Lois de transition énergétique et Grenelle
Le corpus traite deux grands moments législatifs : le Grenelle de l'environnement et la loi relative à la transition énergétique pour la croissance verte (LTECV) de 2015. Les intervenants convergent sur un constat central : la question du nucléaire a été tenue à l'écart du débat public structurant, et le suivi des politiques votées n'a pas été assuré.
Sur le Grenelle, Nathalie Kosciusko-Morizet (Mme Nathalie Kosciusko-Morizet) rappelle que « le nucléaire – au même titre que la chasse – avait été exclu du champ du Grenelle », alors qu'il représente 80 % de l'électricité. Elle concède un effet démocratique négatif : « en procédant ainsi, nous avons laissé se propager le sentiment que le nucléaire se développe dans l'ombre du débat public ». Jean-Louis Borloo (M. Jean-Louis Borloo) défend pour sa part le Grenelle comme « un véritable processus démocratique de consensus, pas un marchandage », pour qui le nucléaire « n'a jamais constitué un casus belli avec les ONG ». Il dénonce toutefois l'abandon du suivi : « Le Grenelle a établi 256 mesures. Nous les avons fait voter. Un comité de suivi a travaillé durant un an. Il est inscrit dans la loi ; or, où est-il ? »
La loi de 2015 fait l'objet d'un jugement frontal de Dominique Maillard (M. Dominique Maillard), qui la qualifie de « mauvaise loi car elle consiste en une accumulation d'objectifs » dont « la cohérence n'a jamais été vérifiée », et qui fixe une part de nucléaire sans considération des prix. Pour lui, « la somme de ces objectifs sombre quelque peu dans l'incantation ».

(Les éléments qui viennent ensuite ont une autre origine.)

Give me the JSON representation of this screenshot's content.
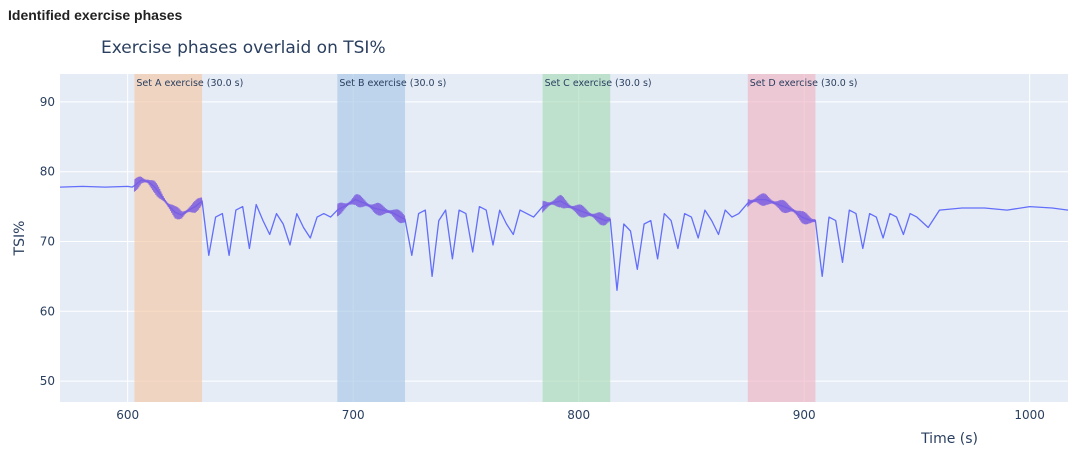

Le clivage le plus net oppose les acteurs sur le traitement politique du nucléaire et sur la responsabilité du « détricotage » de la loi de 2015. Daniel Verwaerde (M. Daniel Verwaerde) relie l'attitude des gouvernants à l'effondrement du système : « Un gouvernement qui a le "nucléaire honteux" conduit de facto à la déconfiture du système de production d'énergie national », illustrant le tabou par une anecdote sur Nicolas Hulot l'ayant invité à parler « de tout ce que faisait le CEA, mais pas du nucléaire ». À l'inverse, Ségolène Royal (Mme Ségolène Royal) défend une doctrine d'équilibre refusant l'opposition idéologique : « on ne peut pas être pour ou contre le nucléaire, mais uniquement pour un modèle énergétique équilibré, nous fournissant une énergie la moins chère possible ». Michèle Pappalardo (M. Nicolas Hulot) répond avec ironie à une accusation nominative de Royal sur le détricotage de la loi : « Heureusement, les directrices de cabinet n'ont pas le pouvoir de détricoter les lois ! »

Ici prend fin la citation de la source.